Here is the best exposition of SLS I know:
Few people know about this article. I saw it on NSF over a year ago. However, I don't fully agree with some of its viewpoints either.
Starship's orbital refueling approach is not the future of interstellar travel. The required refueling volume is too massive, zero evaporation storage is impractical. Fuel is difficult to obtain at low cost from extraterrestrial sources (celestial bodies beyond Earth).
We should view future interstellar travel through the lens of modern transportation concepts.
The idea of using a single spacecraft to handle all missions is absurd. Interstellar exploration inherently requires multiple specialized transportation modes each optimized for specific tasks.
Now Starship has distorted this into forcing one vehicle to handle everything.
This resembles the F-35 situation - pursuing forced multi-service commonality resulted in a problematic product.
True large-scale deep space exploration should involve hybrid transportation systems combining different spacecraft types.
Different spacecraft should be reused across various orbital transfer routes in space.
For example, China doesn't need to obsess over deep space reuse of secondary spacecraft. Starship's second stage is optimized for escaping Earth's gravity well, requiring massive Earth-based infrastructure for its enormous refueling demands. Such oversized vehicles are unnecessary and unsuitable for lunar/Martian surface operations.
Real deep space vehicle reuse isn't implemented this way - it's extremely foolish. In fact, the US already has systematic research in this area. So does China.
An example: China's nuclear-powered dual-mode propulsion system (nuclear thermal propulsion + nuclear electric propulsion), currently achieving maximum thrust of 110 kN level (11 tons).
3-4 clustered dual-mode engines could reach Mars orbit from Earth orbit in 3-6 months. Single-mode (electric propulsion only) could reach lunar orbit in 6-10 months.

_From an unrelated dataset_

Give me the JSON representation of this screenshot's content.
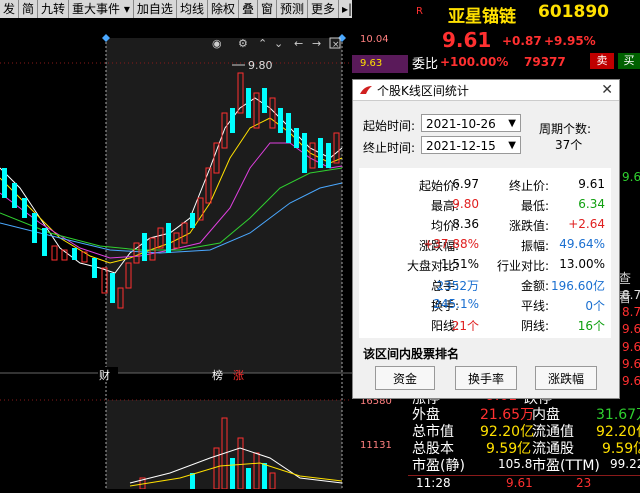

In Earth-Moon orbital transfers, fuel consumption remains minimal - just a few tons at most can deliver dozens of tons of pure cargo to lunar orbit (current chemical propulsion limit is about 1:1 mass ratio for payload vs transportation hardware). Starship's approach requires 14-24 tanker ships (essentially 2 refueling missions) moving thousands of tons of propellant (1,200-2,500t), yet only delivers 20 tons to lunar surface.
Electric thrusters (specific impulse about 5000s) require longer duration, but just a few tons of fuel can deliver 40-70t cargo to lunar orbit, enabling 15-20t of surface payload (excluding lander mass). Both orbital vehicles and landers in this example can be reused.
In reality, only the initial launch requires CZ9-class rockets to deliver 100+ ton spacecraft to orbit. Subsequent missions can use CZ10-class rockets for fuel/material resupply and hardware reuse.
Not like Starship's approach requiring multiple 100-ton fuel transfers and ultimately a 1000-ton fuel replenishment - all carrying risks and costs. Moreover, Starship's excessive dry mass leaves minimal payload capacity, with 90-98% of fuel consumed by the massive vehicle structure (waste increases exponentially for deep space round trips). The entire concept becomes meaningless.